A 3D printer is a type of machine that produces three-dimensional parts through an additive, layer-based process. Three-dimensional means that you can make parts that are more than a flat geometry, a 2D printer allows to cut out contours from flat materials such as paper, while what makes a 3D printer different is that it can not only make flat parts but also get details practically anywhere on a part and in any direction. The additive is relative to subtractive, both of them are the features of popular manufacturing methods, subtractive manufacturing starts with something larger than what you need and cuts away everything that is extra, like CNC milling. However, 3D printing is an additive process, there are two common ways of printing parts based on the types of 3D printers: filament or resin-based. For example, the filament printer melts is down and uses that to add on the material until get the desired object. To explain layers, in the 3D printing process, the model will be sliced into fine layers and then print on top of the other, from the bottom up. The printer only sees parts of a single, two-dimensional layer at a time. For a filament 3D printer, it’s getting all the paths along which it needs to lay down material in each layer, then it moves up a bit and starts working on a fresh set of moves for this new layer that it’s now printing on top of the old one. Resin machines are similar, but the common ones actually project light into the resin tank, which cures the resin in all the spots where you want to end up with a part and block out the light anywhere where there should be no cured material in the final part at all.

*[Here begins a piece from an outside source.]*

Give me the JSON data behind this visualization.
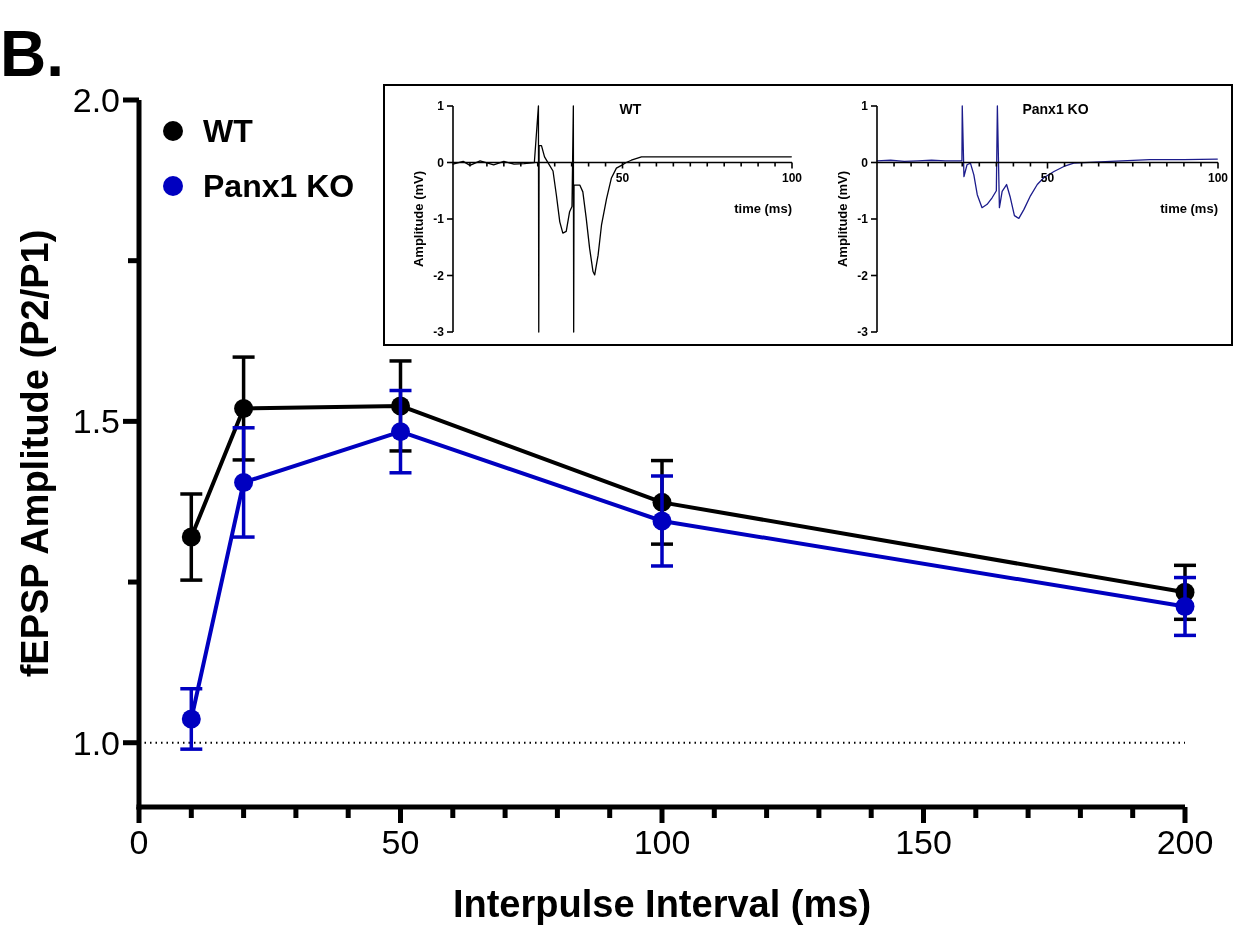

When it comes to the applications of 3D printing, the most common material used in 3D printing is plastic, but the use of other materials allows for the creation of some pretty amazing products beyond simple tools and toys. 3D printed food is becoming more and more popular. In the medical world, doctors test bio-materials for regenerative medicine, and even 3D print small body parts.
3D printing is a type of additive manufacturing process in which an object is created by adding material layer by layer. The 3D printer allows designers to create complex parts for machines, airplanes, and cars at a fraction of the cost and time of standard means like forging, molding and sculpting. Small consumer-friendly 3D printers are bringing additive manufacturing to home and business. How does a 3D printer work?
1. Create a blueprint of the object you want to print. You can use modeling software to create your own designs or find the downloadable file of the objects other users have modeled through online sites.
2. Once you have a finished design, it’s time to send it to the printer.
3. When the printer receives the data, it pulls the material through a tube, melts it and deposits it to the plate, where it instantly cools.
4. The printer will add one layer of the object at a time until you have a fully formed structure.
When working with a 3D printer, we should explore the construction and principle of a 3D printer, what are the main components of 3D printers and what are they used for? Take the FDM/FFF machine as an example, which stands for fused deposition modeling.
1. Controller board: also known as motherboard, works as the brain of the 3D printer, guides the motion components according to the digital instructions and ensures the smoothness of the fundamental operations.
2. Frame: used to hold the parts of your 3D printer in one place.
3. Print bed: where the filaments are deposited and the 3D parts are created.
4. Extruder: extrudes the filament and deposit it on the print bed, consists of a filament drive gear, a heat sink, a heater cartridge, a thermocouple, a cooling fan, and a nozzle.
5. Feeder system: Bowden feeder system and Direct feeder system are the most common ones.
6. User interface: set the machine parameters, and start the filament loading or unloading.
7. Connectivity: connect the mobile phone or laptop to your 3D printer through a WIFI connection, many machines also have SD card slots for file transfer.
8. PSU: Power Supply Unit, used to supply power for the running of a 3D printer.
9. Motion controller: receives instructions from the motherboard about the motion they must do and performs the actual motion, consists of belts, stepper motors, threaded rods and end stops.
10. Print materials: for FDM 3D printers, filaments are the main material, they can be heated to a certain temperature and then be deposited on the print bed.